Russian oil became an increasingly important part of India’s energy imports after Western sanctions and restrictions reshaped global crude trade following the invasion of Ukraine. Indian refiners increased purchases as Russian barrels were offered at discounts, helping India manage import costs while Moscow redirected energy exports away from traditional European markets.

The revised legislation also introduces an exemption for countries importing less than 15% of Russia’s natural gas exports if they are taking substantial steps to reduce their dependence. The provision could benefit countries including Japan, France, Hungary and Belgium.

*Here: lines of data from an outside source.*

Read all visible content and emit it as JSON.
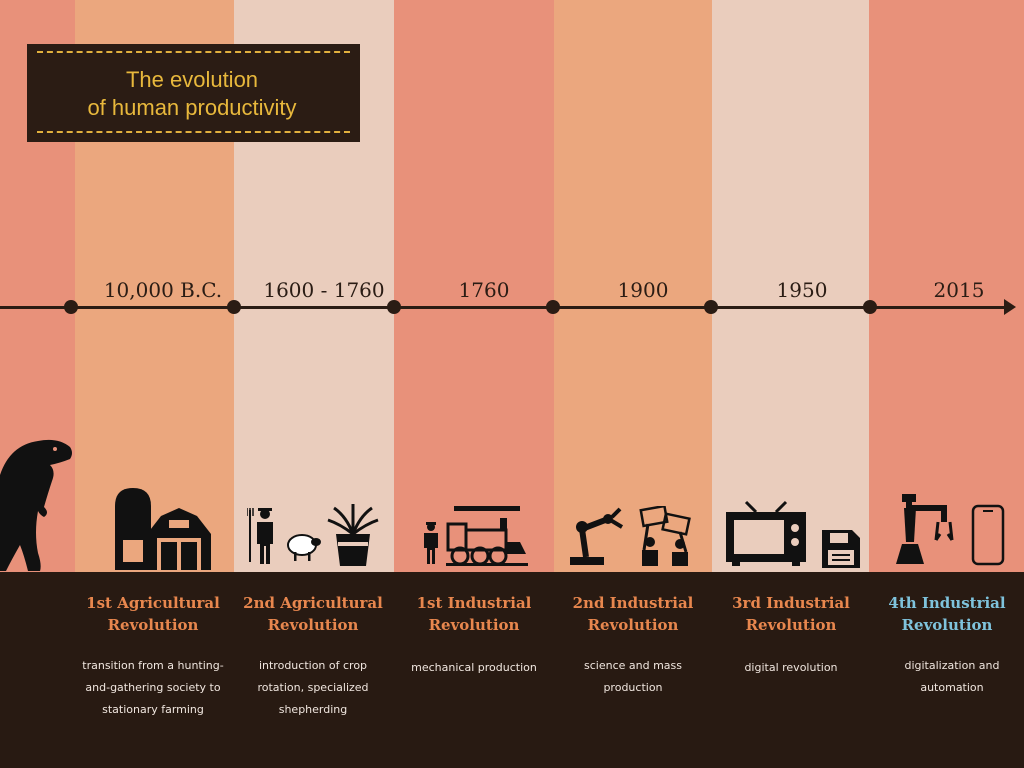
{
  "title": {
    "line1": "The evolution",
    "line2": "of human productivity"
  },
  "palette": {
    "salmon": "#E8917A",
    "peach": "#EBA77E",
    "pale": "#EACDBD",
    "dark": "#281A12",
    "accent": "#E8874E",
    "current": "#7FC3DC",
    "gold": "#E8B83C"
  },
  "eras": [
    {
      "year": "10,000 B.C.",
      "title1": "1st Agricultural",
      "title2": "Revolution",
      "desc1": "transition from a hunting-",
      "desc2": "and-gathering society to",
      "desc3": "stationary farming",
      "icons": [
        "silo-icon",
        "barn-icon"
      ]
    },
    {
      "year": "1600 - 1760",
      "title1": "2nd Agricultural",
      "title2": "Revolution",
      "desc1": "introduction of crop",
      "desc2": "rotation, specialized",
      "desc3": "shepherding",
      "icons": [
        "farmer-icon",
        "sheep-icon",
        "wheat-icon"
      ]
    },
    {
      "year": "1760",
      "title1": "1st Industrial",
      "title2": "Revolution",
      "desc1": "mechanical production",
      "desc2": "",
      "desc3": "",
      "icons": [
        "worker-icon",
        "locomotive-icon"
      ]
    },
    {
      "year": "1900",
      "title1": "2nd Industrial",
      "title2": "Revolution",
      "desc1": "science and mass",
      "desc2": "production",
      "desc3": "",
      "icons": [
        "robot-arm-icon",
        "protest-icon"
      ]
    },
    {
      "year": "1950",
      "title1": "3rd Industrial",
      "title2": "Revolution",
      "desc1": "digital revolution",
      "desc2": "",
      "desc3": "",
      "icons": [
        "tv-icon",
        "floppy-disk-icon"
      ]
    },
    {
      "year": "2015",
      "title1": "4th Industrial",
      "title2": "Revolution",
      "desc1": "digitalization and",
      "desc2": "automation",
      "desc3": "",
      "icons": [
        "industrial-robot-icon",
        "smartphone-icon"
      ]
    }
  ],
  "decor": [
    "dinosaur-icon"
  ]
}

Beyond tariffs, the bill targets Russia’s so-called “shadow fleet” of oil tankers operating outside Western maritime services. It also proposes measures against Russian financial institutions, including the country’s central bank, and major state-backed energy projects such as Yamal LNG and Arctic LNG 1, 2 and 3.

The legislation gives US President Donald Trump the authority to waive sanctions if he determines that doing so is in the country’s national interest, adding executive flexibility to how the measures could eventually be applied.

The bill was first introduced in April 2025 and has bipartisan backing in the US Senate. Senate aides said the revised legislation currently has 26 co-sponsors, with further support expected.

For India, the reduction from 500% to 100% removes the most extreme version of the tariff threat but does not eliminate the pressure surrounding Russian oil purchases. If passed and enforced, the revised measure could still place energy security and trade with the US in direct tension.